# revisiting polyshades for specific reasons.



## dobro23 (May 25, 2013)

The situation is that my project is made of cheap 1/8" not real wood paneling bought from Lowes. I think it's called cinnamon beech. I decided to use it because the project involves several bends and i needed it for its light weight and flexibility. my original though was Masonite but the paneling provided some fake grain and much more flexibility. now here's the dilemma. I need to make the paneling darker. the ONLY thing that i have found that darkens it AT ALL is Polyshades. i bought a quart and haven't applied it yet. i did put some on a 8" square of scrap of the same material and was very happy overall. seemed smooth and shiny and wondering if that's because it's going over an already applied factory finish of some sort. since such a small piece i applied it with a small cheap synthetic brush cause that's what i didn't mind ruining. the actual project is 2 4'x8' sheets of the stuff. vertical surfaces and all edges trimmed with cheap ugly pine boards that are also bent. its the grain gets hidden its not a but deal but i would still LIKE do have a decently even colored finish. I found that if i lightly sad the paneling i can actually scratch through the "photo grain" layer. and i am afraid that the cheap pine is so cheap that it would look miserable ( which isn't bad really in this case) if i used regular stain. I was hoping that Polyshades might be the answer to both problems here. 1 being getting something to color the prefinished NOT wood paneling and 2 being trying to get the pine and paneling colors to be similar and even. I have a moderate amount of finishing skill and usually get acceptable results brushing or wiping on finishes. I own a cheap HVLP sprayer but have NEVER used it. seems to me that this might be a good chance to try it out. the Polyshades *seems* too thick but i don't know if that's true. how would i thin the Polyshades and how do i know when it's thin enough? looking for any tips and tricks that anyone has in the next day or two. I'm probably going to apply the stain tomorrow or Monday. thanks all in advance! wish me luck!


----------



## wormil (Nov 19, 2011)

It's oil based, you can thin with mineral spirits.


----------



## pmayer (Jan 3, 2010)

In my limited experience with Polyshades I have found it to be a miserable product to brush (blotching an sagging on vertical surfaces) but performs much better when sprayed. I bought a cheap HVLP gun specifically to try to improve the quality of finish with PS and I was able to achieve decent results. I thinned it about 10% using mineral spirits.


----------



## CharlieM1958 (Nov 7, 2006)

You're probably sailing in uncharted waters here. I'm surprised the polyshades even adheres to the faux paneling. I agree with Paul, though, that spraying is probably your best bet. I would try a mixture of around 20% mineral spirits.


----------



## knotscott (Feb 27, 2009)

Polyshades can work, but it's tough to get a great finish with. I'd thin to slow the setup time, and try very hard not to rebrush.


----------



## a1Jim (Aug 9, 2008)

If I were going to set up a challenge for some one to prove they are a great finisher I would have them try and get a good finish with the products and material your using to make as tough as possible. IMO polyshades is a poor product then your trying to apply it to a panel with a photo grain plus troublesome pine . First I would take out your spray unit and practice using it by just using water on car board or what ever you have. If you can use something other than your Photo grain panel I would think about that,if not I would try spraying some dewaxed shellac on the panel and the pine (do a test on your scrap piece) then buy some General finishes dye/finish and spray it on your project.


----------



## redSLED (Mar 21, 2013)

Good luck with your results! Look forward to knowing how it turned out.

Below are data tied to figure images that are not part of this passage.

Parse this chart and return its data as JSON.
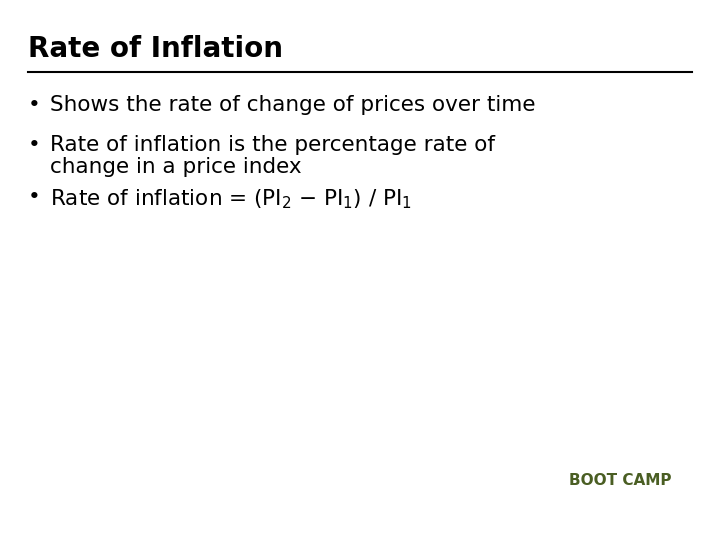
{
  "title": "Rate of Inflation",
  "background_color": "#ffffff",
  "title_color": "#000000",
  "title_fontsize": 20,
  "title_bold": true,
  "line_color": "#000000",
  "bullet_fontsize": 15.5,
  "bullet_color": "#000000",
  "bullet_symbol": "•",
  "footer_color": "#4a5e23",
  "footer_fontsize": 11,
  "footer_text": "BOOT CAMP"
}
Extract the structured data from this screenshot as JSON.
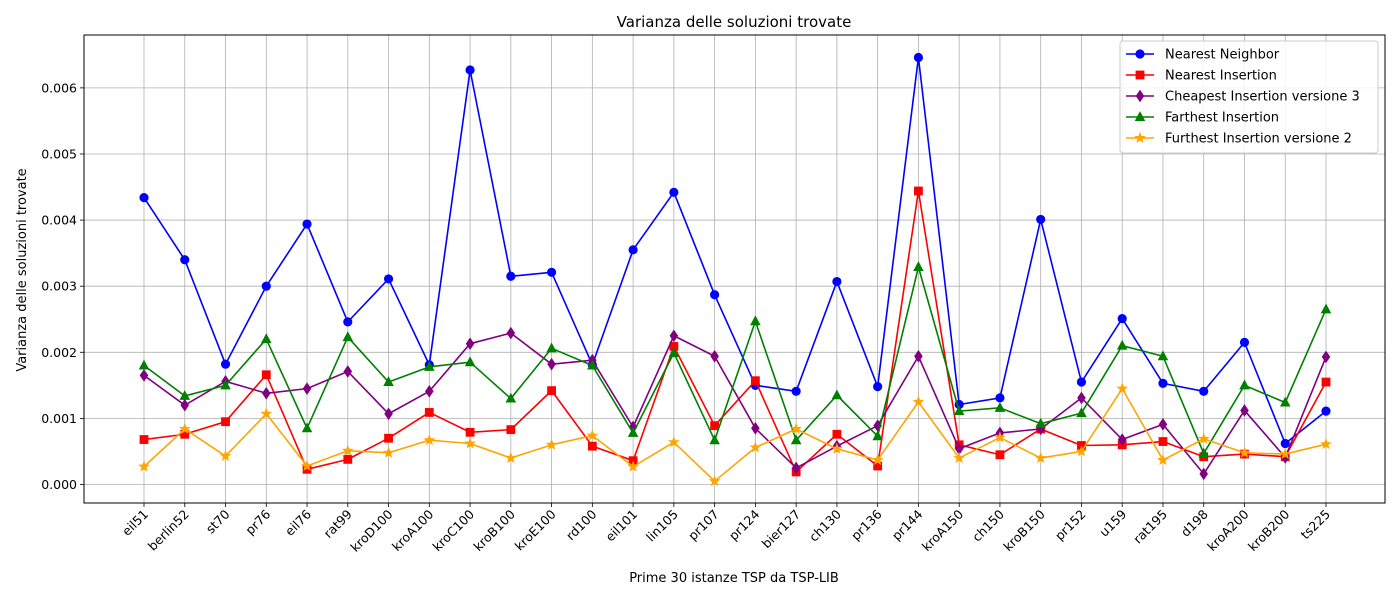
{
  "chart_data": {
    "type": "line",
    "title": "Varianza delle soluzioni trovate",
    "xlabel": "Prime 30 istanze TSP da TSP-LIB",
    "ylabel": "Varianza delle soluzioni trovate",
    "ylim": [
      -0.00028,
      0.0068
    ],
    "yticks": [
      0.0,
      0.001,
      0.002,
      0.003,
      0.004,
      0.005,
      0.006
    ],
    "ytick_labels": [
      "0.000",
      "0.001",
      "0.002",
      "0.003",
      "0.004",
      "0.005",
      "0.006"
    ],
    "grid": true,
    "legend_position": "top-right",
    "categories": [
      "eil51",
      "berlin52",
      "st70",
      "pr76",
      "eil76",
      "rat99",
      "kroD100",
      "kroA100",
      "kroC100",
      "kroB100",
      "kroE100",
      "rd100",
      "eil101",
      "lin105",
      "pr107",
      "pr124",
      "bier127",
      "ch130",
      "pr136",
      "pr144",
      "kroA150",
      "ch150",
      "kroB150",
      "pr152",
      "u159",
      "rat195",
      "d198",
      "kroA200",
      "kroB200",
      "ts225"
    ],
    "series": [
      {
        "name": "Nearest Neighbor",
        "color": "#0000ff",
        "marker": "circle",
        "values": [
          0.00434,
          0.0034,
          0.00182,
          0.003,
          0.00394,
          0.00246,
          0.00311,
          0.00181,
          0.00627,
          0.00315,
          0.00321,
          0.00181,
          0.00355,
          0.00442,
          0.00287,
          0.0015,
          0.00141,
          0.00307,
          0.00148,
          0.00646,
          0.00121,
          0.00131,
          0.00401,
          0.00155,
          0.00251,
          0.00153,
          0.00141,
          0.00215,
          0.00062,
          0.00111
        ]
      },
      {
        "name": "Nearest Insertion",
        "color": "#ff0000",
        "marker": "square",
        "values": [
          0.00068,
          0.00076,
          0.00095,
          0.00166,
          0.00023,
          0.00038,
          0.0007,
          0.00109,
          0.00079,
          0.00083,
          0.00142,
          0.00058,
          0.00036,
          0.00209,
          0.00089,
          0.00157,
          0.00019,
          0.00076,
          0.00028,
          0.00444,
          0.0006,
          0.00045,
          0.00084,
          0.00059,
          0.0006,
          0.00065,
          0.00042,
          0.00046,
          0.00042,
          0.00155
        ]
      },
      {
        "name": "Cheapest Insertion versione 3",
        "color": "#800080",
        "marker": "diamond",
        "values": [
          0.00165,
          0.0012,
          0.00156,
          0.00138,
          0.00145,
          0.00171,
          0.00107,
          0.00141,
          0.00213,
          0.00229,
          0.00182,
          0.00188,
          0.00087,
          0.00225,
          0.00194,
          0.00085,
          0.00025,
          0.00058,
          0.00089,
          0.00194,
          0.00054,
          0.00078,
          0.00084,
          0.00131,
          0.00068,
          0.00091,
          0.00016,
          0.00112,
          0.00041,
          0.00193
        ]
      },
      {
        "name": "Farthest Insertion",
        "color": "#008000",
        "marker": "triangle",
        "values": [
          0.0018,
          0.00134,
          0.0015,
          0.0022,
          0.00085,
          0.00223,
          0.00155,
          0.00178,
          0.00185,
          0.0013,
          0.00206,
          0.0018,
          0.00078,
          0.00199,
          0.00067,
          0.00247,
          0.00067,
          0.00135,
          0.00073,
          0.00329,
          0.00111,
          0.00116,
          0.00092,
          0.00108,
          0.0021,
          0.00194,
          0.00047,
          0.0015,
          0.00124,
          0.00265
        ]
      },
      {
        "name": "Furthest Insertion versione 2",
        "color": "#ffa500",
        "marker": "star",
        "values": [
          0.00027,
          0.00084,
          0.00043,
          0.00107,
          0.00028,
          0.00051,
          0.00048,
          0.00067,
          0.00062,
          0.0004,
          0.0006,
          0.00074,
          0.00027,
          0.00064,
          5e-05,
          0.00056,
          0.00084,
          0.00054,
          0.00037,
          0.00125,
          0.0004,
          0.00071,
          0.0004,
          0.0005,
          0.00145,
          0.00037,
          0.00069,
          0.00048,
          0.00046,
          0.00061
        ]
      }
    ]
  }
}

With jobs like that, if you expect a final 80-90% 'perfection level', it can turn out fine. Explaining this beforehand to clients is an art form in itself but very necessary to keep moving forward on a project.

Tips and tricks: For final matching you could also apply coloured wax to the affected areas.


----------



## dobro23 (May 25, 2013)

so, it actaully didn't turn out too bad. like redsled said, 80-90%. i would say actually 95% in this case. there is a small run and a a few dark streaks but for such a miserable product, i'm pretty happy with the results. i sprayed on 3 coats in about 8 hours. had the piece out in the yard and used a cheap $40 HVLP turbine set up from Harbor Freight. I'll tell you what, harbor freight sells mostly junk but that thing is worth all of $40 bucks! prolly worth 4 times that! I'll post pics in about a week or so when the project is totally finished. thanks to everyone who chimed in on this and gave me a little direction. One question i have: I thinned the polyshades with mineral spirits by about 10%. Not sure why. would the gun not spray the thicker factory formula or is there another reason? just wondering…


----------